Inverted nipples not only hinder the beauty of the breasts, but also hinder the breastfeeding function, and are difficult to clean locally. The sunken parts can easily harbor dirt and often cause local infection. The breast ducts are connected to the sunken areas. Inflammation can spread into the breast and cause mastitis, so it should be corrected.
Nipple inversion is mainly congenital, but can also be caused by trauma or surgery, breast tumors, and post-mastitis fibroplasia. The main cause of congenital nipple inversion is poor development of the smooth muscles of the nipple and areola. These muscle fibers are pulled inward, coupled with the lack of supporting tissue under the nipple, resulting in nipple inversion.

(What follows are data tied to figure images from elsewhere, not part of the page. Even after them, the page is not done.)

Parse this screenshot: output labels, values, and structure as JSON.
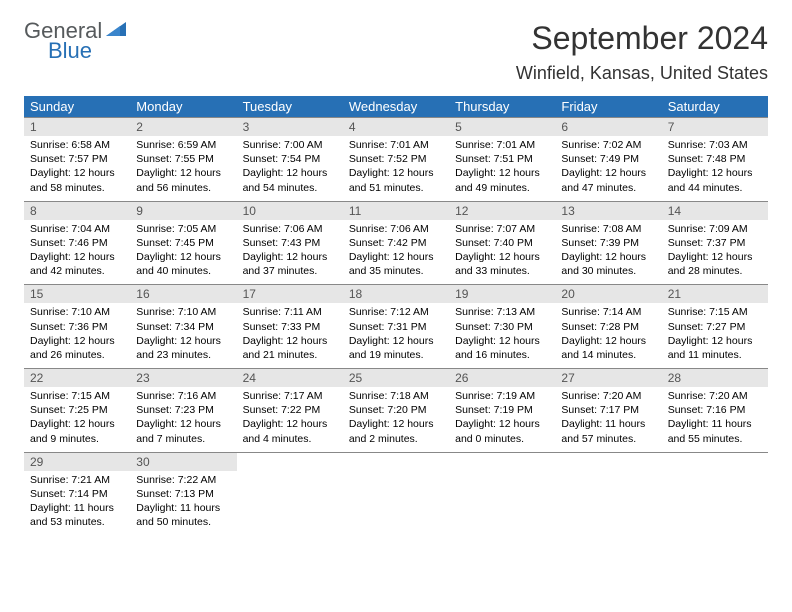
{
  "logo": {
    "line1": "General",
    "line2": "Blue"
  },
  "title": "September 2024",
  "location": "Winfield, Kansas, United States",
  "colors": {
    "header_bg": "#2770b5",
    "header_fg": "#ffffff",
    "daynum_bg": "#e6e6e6",
    "daynum_fg": "#555555",
    "page_bg": "#ffffff",
    "text": "#000000",
    "logo_gray": "#565a5c",
    "logo_blue": "#2770b5",
    "rule": "#888888"
  },
  "weekdays": [
    "Sunday",
    "Monday",
    "Tuesday",
    "Wednesday",
    "Thursday",
    "Friday",
    "Saturday"
  ],
  "weeks": [
    [
      {
        "n": "1",
        "sr": "Sunrise: 6:58 AM",
        "ss": "Sunset: 7:57 PM",
        "dl1": "Daylight: 12 hours",
        "dl2": "and 58 minutes."
      },
      {
        "n": "2",
        "sr": "Sunrise: 6:59 AM",
        "ss": "Sunset: 7:55 PM",
        "dl1": "Daylight: 12 hours",
        "dl2": "and 56 minutes."
      },
      {
        "n": "3",
        "sr": "Sunrise: 7:00 AM",
        "ss": "Sunset: 7:54 PM",
        "dl1": "Daylight: 12 hours",
        "dl2": "and 54 minutes."
      },
      {
        "n": "4",
        "sr": "Sunrise: 7:01 AM",
        "ss": "Sunset: 7:52 PM",
        "dl1": "Daylight: 12 hours",
        "dl2": "and 51 minutes."
      },
      {
        "n": "5",
        "sr": "Sunrise: 7:01 AM",
        "ss": "Sunset: 7:51 PM",
        "dl1": "Daylight: 12 hours",
        "dl2": "and 49 minutes."
      },
      {
        "n": "6",
        "sr": "Sunrise: 7:02 AM",
        "ss": "Sunset: 7:49 PM",
        "dl1": "Daylight: 12 hours",
        "dl2": "and 47 minutes."
      },
      {
        "n": "7",
        "sr": "Sunrise: 7:03 AM",
        "ss": "Sunset: 7:48 PM",
        "dl1": "Daylight: 12 hours",
        "dl2": "and 44 minutes."
      }
    ],
    [
      {
        "n": "8",
        "sr": "Sunrise: 7:04 AM",
        "ss": "Sunset: 7:46 PM",
        "dl1": "Daylight: 12 hours",
        "dl2": "and 42 minutes."
      },
      {
        "n": "9",
        "sr": "Sunrise: 7:05 AM",
        "ss": "Sunset: 7:45 PM",
        "dl1": "Daylight: 12 hours",
        "dl2": "and 40 minutes."
      },
      {
        "n": "10",
        "sr": "Sunrise: 7:06 AM",
        "ss": "Sunset: 7:43 PM",
        "dl1": "Daylight: 12 hours",
        "dl2": "and 37 minutes."
      },
      {
        "n": "11",
        "sr": "Sunrise: 7:06 AM",
        "ss": "Sunset: 7:42 PM",
        "dl1": "Daylight: 12 hours",
        "dl2": "and 35 minutes."
      },
      {
        "n": "12",
        "sr": "Sunrise: 7:07 AM",
        "ss": "Sunset: 7:40 PM",
        "dl1": "Daylight: 12 hours",
        "dl2": "and 33 minutes."
      },
      {
        "n": "13",
        "sr": "Sunrise: 7:08 AM",
        "ss": "Sunset: 7:39 PM",
        "dl1": "Daylight: 12 hours",
        "dl2": "and 30 minutes."
      },
      {
        "n": "14",
        "sr": "Sunrise: 7:09 AM",
        "ss": "Sunset: 7:37 PM",
        "dl1": "Daylight: 12 hours",
        "dl2": "and 28 minutes."
      }
    ],
    [
      {
        "n": "15",
        "sr": "Sunrise: 7:10 AM",
        "ss": "Sunset: 7:36 PM",
        "dl1": "Daylight: 12 hours",
        "dl2": "and 26 minutes."
      },
      {
        "n": "16",
        "sr": "Sunrise: 7:10 AM",
        "ss": "Sunset: 7:34 PM",
        "dl1": "Daylight: 12 hours",
        "dl2": "and 23 minutes."
      },
      {
        "n": "17",
        "sr": "Sunrise: 7:11 AM",
        "ss": "Sunset: 7:33 PM",
        "dl1": "Daylight: 12 hours",
        "dl2": "and 21 minutes."
      },
      {
        "n": "18",
        "sr": "Sunrise: 7:12 AM",
        "ss": "Sunset: 7:31 PM",
        "dl1": "Daylight: 12 hours",
        "dl2": "and 19 minutes."
      },
      {
        "n": "19",
        "sr": "Sunrise: 7:13 AM",
        "ss": "Sunset: 7:30 PM",
        "dl1": "Daylight: 12 hours",
        "dl2": "and 16 minutes."
      },
      {
        "n": "20",
        "sr": "Sunrise: 7:14 AM",
        "ss": "Sunset: 7:28 PM",
        "dl1": "Daylight: 12 hours",
        "dl2": "and 14 minutes."
      },
      {
        "n": "21",
        "sr": "Sunrise: 7:15 AM",
        "ss": "Sunset: 7:27 PM",
        "dl1": "Daylight: 12 hours",
        "dl2": "and 11 minutes."
      }
    ],
    [
      {
        "n": "22",
        "sr": "Sunrise: 7:15 AM",
        "ss": "Sunset: 7:25 PM",
        "dl1": "Daylight: 12 hours",
        "dl2": "and 9 minutes."
      },
      {
        "n": "23",
        "sr": "Sunrise: 7:16 AM",
        "ss": "Sunset: 7:23 PM",
        "dl1": "Daylight: 12 hours",
        "dl2": "and 7 minutes."
      },
      {
        "n": "24",
        "sr": "Sunrise: 7:17 AM",
        "ss": "Sunset: 7:22 PM",
        "dl1": "Daylight: 12 hours",
        "dl2": "and 4 minutes."
      },
      {
        "n": "25",
        "sr": "Sunrise: 7:18 AM",
        "ss": "Sunset: 7:20 PM",
        "dl1": "Daylight: 12 hours",
        "dl2": "and 2 minutes."
      },
      {
        "n": "26",
        "sr": "Sunrise: 7:19 AM",
        "ss": "Sunset: 7:19 PM",
        "dl1": "Daylight: 12 hours",
        "dl2": "and 0 minutes."
      },
      {
        "n": "27",
        "sr": "Sunrise: 7:20 AM",
        "ss": "Sunset: 7:17 PM",
        "dl1": "Daylight: 11 hours",
        "dl2": "and 57 minutes."
      },
      {
        "n": "28",
        "sr": "Sunrise: 7:20 AM",
        "ss": "Sunset: 7:16 PM",
        "dl1": "Daylight: 11 hours",
        "dl2": "and 55 minutes."
      }
    ],
    [
      {
        "n": "29",
        "sr": "Sunrise: 7:21 AM",
        "ss": "Sunset: 7:14 PM",
        "dl1": "Daylight: 11 hours",
        "dl2": "and 53 minutes."
      },
      {
        "n": "30",
        "sr": "Sunrise: 7:22 AM",
        "ss": "Sunset: 7:13 PM",
        "dl1": "Daylight: 11 hours",
        "dl2": "and 50 minutes."
      },
      null,
      null,
      null,
      null,
      null
    ]
  ]
}
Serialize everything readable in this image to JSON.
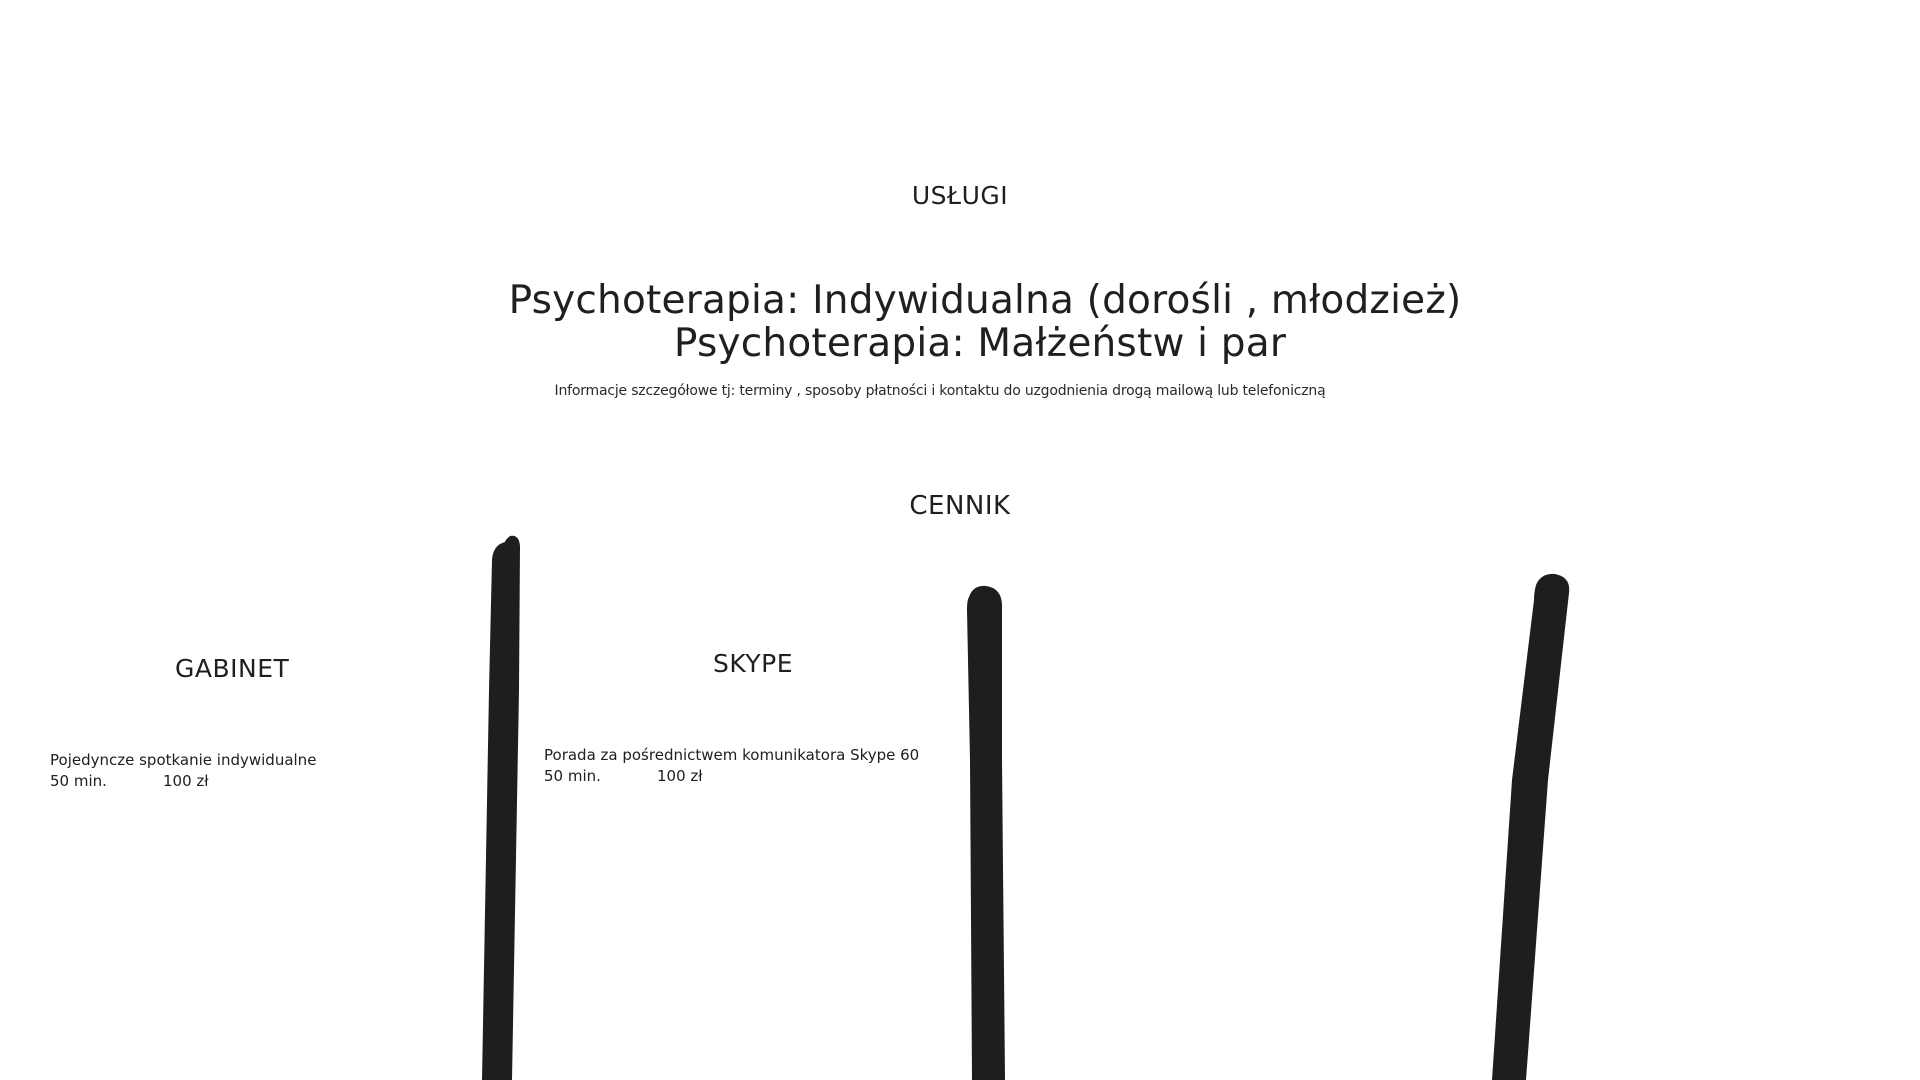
{
  "services": {
    "heading": "USŁUGI",
    "lines": [
      "Psychoterapia:  Indywidualna (dorośli  , młodzież)",
      "Psychoterapia:  Małżeństw i par"
    ],
    "info": "Informacje szczegółowe tj: terminy , sposoby płatności  i kontaktu do uzgodnienia drogą mailową lub telefoniczną"
  },
  "pricing": {
    "heading": "CENNIK",
    "gabinet": {
      "heading": "GABINET",
      "description": "Pojedyncze spotkanie indywidualne",
      "duration": "50 min.",
      "price": "100 zł"
    },
    "skype": {
      "heading": "SKYPE",
      "description": "Porada za pośrednictwem komunikatora Skype 60",
      "duration": "50 min.",
      "price": "100 zł"
    }
  },
  "colors": {
    "text": "#1f1f1f",
    "divider": "#1e1e1e",
    "background": "#ffffff"
  }
}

Invagination usually occurs bilaterally at the same time, but may also occur unilaterally. If the inverted nipple can come back with a little squeeze or pull, it is considered as mild nipple inversion, which can also be called reversible nipple inversion. This type of nipple inversion can be corrected through non-surgical conservative treatment. The best time for treatment is before marriage or early pregnancy. Specific methods include manual traction and instrument traction.
Technique traction: Push the nipple out of the skin by yourself, pinch the nipple horizontally or vertically with your thumb and index finger, and pull the nipple outward continuously or intermittently for about thirty minutes each time, alternating the nipples on both sides. 3-5 times a day.
Instrument traction: That is, use a manual or electric breast pump to suck out the nipples using the principle of negative pressure. You can also suck and pull the nipples continuously or intermittently for 30 minutes each time, alternating both sides, 3-5 times a day. The above two correction methods can achieve better results after two months.
Irreversible nipple inversion, that is, severe nipple inversion, can only be corrected through surgical surgery. The surgery is to completely release and stretch the inverted muscle fiber bundles, and fill the surrounding tissue under the nipple to enhance the support of the nipple, make the nipple bulge and reshape it.
The surgery is generally performed under local anesthesia. There are various surgical techniques, which can be selected according to the specific situation. The surgeries are all performed within the areola. The surgery is small and will not leave obvious surgical scars. Under normal circumstances, the nipple will not be damaged. nerve , so after surgery, it will not hinder the normal feeling of the nipple. Surgery generally does not damage the breast ducts, so it will not cause breastfeeding problems.
It is worth mentioning that after surgical correction of nipple inversion, there is still the possibility of recurrence. Therefore, 5-7 days after the operation and after the sutures are removed, manual traction of the nipple is required for 1-2 months. If conditions permit, instrument traction can also be used to consolidate the curative effect and prevent recurrence of nipple inversion.